Abstract
Purpose :
Purpose: Fuchs endothelial corneal dystrophy (FECD) is a genetic, female predominant, and late-stage oxidative disorder characterized by progressive loss of corneal endothelial cells (CEnCs). Previously, we have reported a decrease in [NAD(P)H: quinone oxidoreductase 1 (NQO1)], an estrogen metabolite detoxifying enzyme, and altered estrogen metabolism in FECD. In this study, we have investigated the role of reactive estrogen metabolites in the estrogen genotoxic pathway for FECD.
Methods :
Methods: NQO1+/+ and NQO1-/- male and female mice were irradiated with UVA (500 J/cm2).
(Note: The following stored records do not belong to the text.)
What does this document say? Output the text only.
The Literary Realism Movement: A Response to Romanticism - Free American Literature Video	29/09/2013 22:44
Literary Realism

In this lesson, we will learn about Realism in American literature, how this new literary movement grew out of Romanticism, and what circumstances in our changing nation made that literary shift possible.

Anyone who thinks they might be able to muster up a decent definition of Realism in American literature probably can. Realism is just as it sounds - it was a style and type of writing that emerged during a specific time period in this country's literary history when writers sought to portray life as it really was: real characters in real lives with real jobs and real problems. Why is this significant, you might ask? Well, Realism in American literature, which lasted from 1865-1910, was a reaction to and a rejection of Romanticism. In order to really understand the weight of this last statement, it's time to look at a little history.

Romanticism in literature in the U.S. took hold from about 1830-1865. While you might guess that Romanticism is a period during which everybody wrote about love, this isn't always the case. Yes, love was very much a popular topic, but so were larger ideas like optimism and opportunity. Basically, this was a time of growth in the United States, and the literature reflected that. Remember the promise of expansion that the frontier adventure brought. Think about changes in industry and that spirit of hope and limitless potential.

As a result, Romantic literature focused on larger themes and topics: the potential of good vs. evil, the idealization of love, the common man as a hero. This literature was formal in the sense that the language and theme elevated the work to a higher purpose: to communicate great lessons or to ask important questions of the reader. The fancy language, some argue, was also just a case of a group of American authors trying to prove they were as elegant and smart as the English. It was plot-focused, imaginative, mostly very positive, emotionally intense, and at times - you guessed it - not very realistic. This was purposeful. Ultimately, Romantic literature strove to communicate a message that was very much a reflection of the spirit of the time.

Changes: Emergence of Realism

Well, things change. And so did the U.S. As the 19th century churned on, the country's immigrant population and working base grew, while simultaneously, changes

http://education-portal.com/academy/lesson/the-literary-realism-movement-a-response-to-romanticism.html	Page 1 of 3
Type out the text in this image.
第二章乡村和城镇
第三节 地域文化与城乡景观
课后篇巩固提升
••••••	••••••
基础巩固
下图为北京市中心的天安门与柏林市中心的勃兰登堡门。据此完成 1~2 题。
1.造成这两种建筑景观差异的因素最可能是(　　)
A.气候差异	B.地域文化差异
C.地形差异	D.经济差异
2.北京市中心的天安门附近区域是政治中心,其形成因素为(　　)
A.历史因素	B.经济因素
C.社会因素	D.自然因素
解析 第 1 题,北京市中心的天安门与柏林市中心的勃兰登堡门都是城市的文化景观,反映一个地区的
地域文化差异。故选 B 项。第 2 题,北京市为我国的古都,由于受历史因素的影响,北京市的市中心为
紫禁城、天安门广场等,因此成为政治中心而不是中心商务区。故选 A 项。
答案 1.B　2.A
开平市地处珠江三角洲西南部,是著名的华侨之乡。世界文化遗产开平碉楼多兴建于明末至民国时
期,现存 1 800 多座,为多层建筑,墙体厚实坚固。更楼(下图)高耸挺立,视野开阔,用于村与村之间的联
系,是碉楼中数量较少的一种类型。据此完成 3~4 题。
CEnCs were imaged using a Heidelberg Retinal Imaging Rostock Corneal module (HRT-RCT) and quantified manually at weeks 1,2 and 4 post-UVA. At week 4 post-UVA, toxic estrogen metabolites (4-OHE1/2 2-OHE1/2), depurinating DNA adducts, and neutralized protective estrogen conjugates (4-OCH3E1/2 and 2-OCH3E1/2) were analyzed by Ultraperformance Liquid Chromatography/Tandem Mass Spectrometry (UPLC/MS) in the cornea and reactive oxygen species (ROS) was analyzed in the aqueous humor.
Results :
Results: At week 2 post-UVA, when compared to the baseline, UVA irradiation led to the greatest decrease in HCEnCs in NQO1-/- female mice (45.7%), followed by NQO1-/- males (25%), NQO1+/+ females (24.8%) and then NQO+/+ males (6.8%). UPLC/MS-based metabolites analysis demonstrated that NQO1-/- females had a 4.2-fold increase (p<0.05) in the ratio (OD/OS) of 4-OHE1/2, a 7.4-fold increase (p<0.05) in 2-OHE1/2, a 10.1-fold increase (p<0.05) in 4-OHE1/2 DNA adducts compared to NQO1-/- males, a 10-fold increase (p<0.05) in 2-OHE1/2 for NQO1+/+ female compared to NQO1+/+ male. Thus, increased reactive estrogen adducts may lead to increased susceptibility to CEnC loss in NQO1-/- females. For 4-OCH3E1/2 and 2-OCH3E1/2, NQO1-/- females had a 5-fold and 2.7-fold decrease (p<0.05, respectively) compared to NQO-/- males, explaining the conversion of most estrogen metabolites to toxic byproducts in females. NQO1-/- females had a 3-fold increase in ROS compared to NQO1-/- males and unaltered in NQO1+/+ females and males.
Conclusions :
Conclusions: Our study indicates that NQO1 deficiency accelerates UVA-induced CEnC loss in females due to increased reactive toxic estrogen DNA adducts. This novel study highlights the potential role of NQO1-mediated estrogen metabolite genotoxicity in explaining the higher incidence of FECD in females.
This is a 2021 ARVO Annual Meeting abstract.